Directeur, pas trader.

Les directeurs d’hôpitaux, que le chef de l’État n’a pas cités, ne veulent pas être tenus pour responsables de l’impasse dans laquelle se trouvent certains établissements de santé. « Nous ne sommes pas des traders, résume Frédéric Boiron, le président de l’Association des directeurs d’hôpital. Nous savons gérer les emprunts classiques, mais nous ne sommes pas des spécialistes de la finance de haute volée ». Frédéric Boiron poursuit : « Les directeurs d’hôpital sont soumis à une forte pression venant des professionnels, des usagers, des élus. Ceux qui ont souscrit un prêt structuré ne l’ont pas fait par jeu boursier, mais pour investir ou pour économiser ». Le prêt structuré, intéressant à court terme, devient hasardeux une fois la période de bonification échue. Ses taux d’intérêt varient alors selon différents indices, et peuvent déraper jusqu’à 20 % en l’absence de borne haute. Le président de l’ADH évoque un « problème moral ». « Des apprentis sorciers ont joué sur des places boursières, en mettant en jeu la situation d’hôpitaux qui soignent des gens », dénonce-t-il.

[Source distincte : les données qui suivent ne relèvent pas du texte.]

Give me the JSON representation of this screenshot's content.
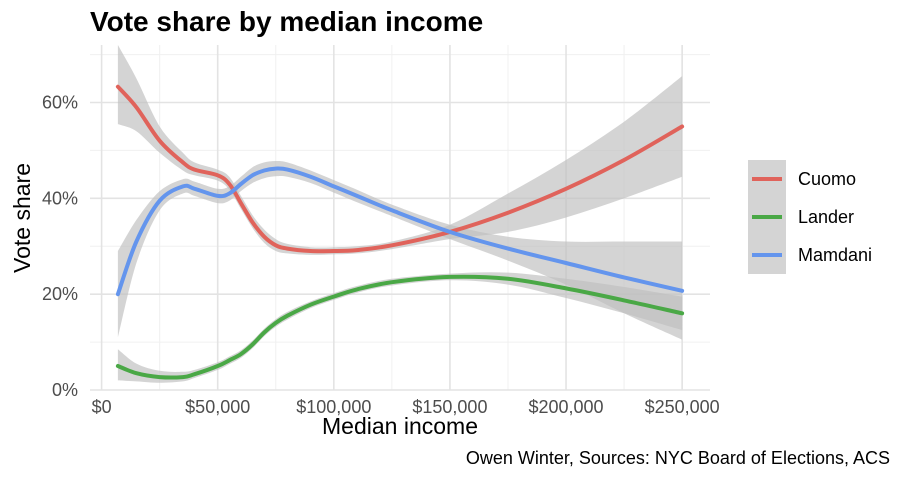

Le CHU de Saint-Étienne, que dirige depuis peu Frédéric Boiron, est concerné au premier chef par la question. L’établissement a beaucoup emprunté dans les années 2000 pour financer la reconstruction de son site Nord. Sur 297 millions d’encours de dette, 133 millions d’euros sont liés à des emprunts structurés. Le CHU peut s’en libérer à condition d’aligner 160 millions d’euros, une somme dont il ne dispose pas. Reste une solution. S’endetter pour se désendetter. Le directeur général du CHU n’y est pas résolu, du moins pas pour le moment. Il surveille comme le lait sur le feu la situation financière internationale, qui, si elle s’aggrave, peut faire grimper les intérêts de plusieurs millions d’euros par an (chaque année, le CHU stéphanois rembourse 22 millions d’euros, dont 10,5 millions d’intérêts).

À ce stade, Frédéric Boiron assure qu’il n’y a pas d’incidence sur l’activité médicale. Le CHU emploie 7 000 personnes. « Il n’est pas question que je licencie pour payer les emprunts toxiques, précise Frédéric Boiron. Aujourd’hui, les charges financières du CHU ne dérapent pas. Nous essayons de sécuriser au maximum les emprunts toxiques avec l’aide de cabinets de conseil. Mais rien n’indique que ce sera durable. Si mes frais financiers augmentent brusquement de 40 %, il faudra faire des choix ».

Lors de leur audition à l’Assemblée nationale la semaine dernière, les DG des CHU de Saint-Etienne et de Dijon ont préconisé la mise en place de cellules d’expertise financière au sein des communautés hospitalières de territoire, afin que les gros hôpitaux, plus armés en compétence financière, viennent en aide aux petits. « Il faut envisager une structure de « défaisance » des emprunts à risque », ajoute Frédéric Boiron, favorable à la mise en place d’une nouvelle banque formée de la Caisse des dépôts et de la Banque postale en remplacement de Dexia, en cours de démantèlement.